Und dies bei handfesten Vorteilen:
- Geringerer Humusabbau – Getreide ist keine Reihenkultur
- Erweiterte Möglichkeiten der Gärrestausbringung
- Größere Nutzungsflexibilität in Abhängigkeit vom Marktverlauf
- Höhere Ertragssicherheit auf sommertrockenen, leichten Standorten
- Frühere Ernte, deshalb höhere Erträge der Nachfrucht
- Erweiterte Zwischenfruchtoption (Gräser, Leguminosen)

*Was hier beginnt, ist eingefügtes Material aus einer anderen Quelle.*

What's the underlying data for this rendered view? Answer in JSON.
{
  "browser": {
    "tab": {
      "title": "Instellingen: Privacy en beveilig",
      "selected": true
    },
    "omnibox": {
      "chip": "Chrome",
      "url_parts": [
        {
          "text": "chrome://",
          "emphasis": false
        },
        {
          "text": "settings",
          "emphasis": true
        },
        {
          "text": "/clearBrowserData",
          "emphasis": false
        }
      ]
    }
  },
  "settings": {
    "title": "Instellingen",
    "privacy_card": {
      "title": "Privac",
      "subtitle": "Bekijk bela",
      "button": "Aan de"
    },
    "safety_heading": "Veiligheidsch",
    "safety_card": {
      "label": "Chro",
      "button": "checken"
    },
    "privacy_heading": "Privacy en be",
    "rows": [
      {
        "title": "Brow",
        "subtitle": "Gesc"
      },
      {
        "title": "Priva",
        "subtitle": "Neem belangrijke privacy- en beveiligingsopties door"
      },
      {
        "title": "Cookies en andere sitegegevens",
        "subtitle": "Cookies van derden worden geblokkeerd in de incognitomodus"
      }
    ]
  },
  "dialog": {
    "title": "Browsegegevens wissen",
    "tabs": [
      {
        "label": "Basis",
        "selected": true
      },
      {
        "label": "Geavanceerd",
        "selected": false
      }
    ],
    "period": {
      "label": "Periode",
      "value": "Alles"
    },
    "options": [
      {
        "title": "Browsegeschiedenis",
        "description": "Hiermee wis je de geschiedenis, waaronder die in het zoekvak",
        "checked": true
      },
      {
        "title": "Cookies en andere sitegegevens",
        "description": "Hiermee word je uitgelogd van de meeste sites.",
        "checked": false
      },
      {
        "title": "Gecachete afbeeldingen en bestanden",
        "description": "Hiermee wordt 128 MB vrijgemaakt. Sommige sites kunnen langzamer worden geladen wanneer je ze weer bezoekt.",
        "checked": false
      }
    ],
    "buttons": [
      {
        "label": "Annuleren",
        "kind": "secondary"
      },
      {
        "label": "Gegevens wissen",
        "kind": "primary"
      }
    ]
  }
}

Selbstverständlich sind die vorgestellten Kalkulationen nur beispielhaft. Die höchst unterschiedlichen Bedingungen vor Ort können nur durch individuelle Kalkulationen berücksichtigt werden. Deutlich wird jedoch die im Verlauf der letzten Jahre gestiegene Vorzüglichkeit von Weizen und Raps. Die Frage nach den abtragenden Fruchtfolgegliedern hinter Weizen wird eher schwieriger: Hier gewinnt Futtergetreide und auch Extensivgetreide an relativer Vorzüglichkeit. Die Körnernutzung steht in vielen Regionen in hartem Wettbewerb mit der Ganzpflanzennutzung und der neuen Marktfrucht Silomais.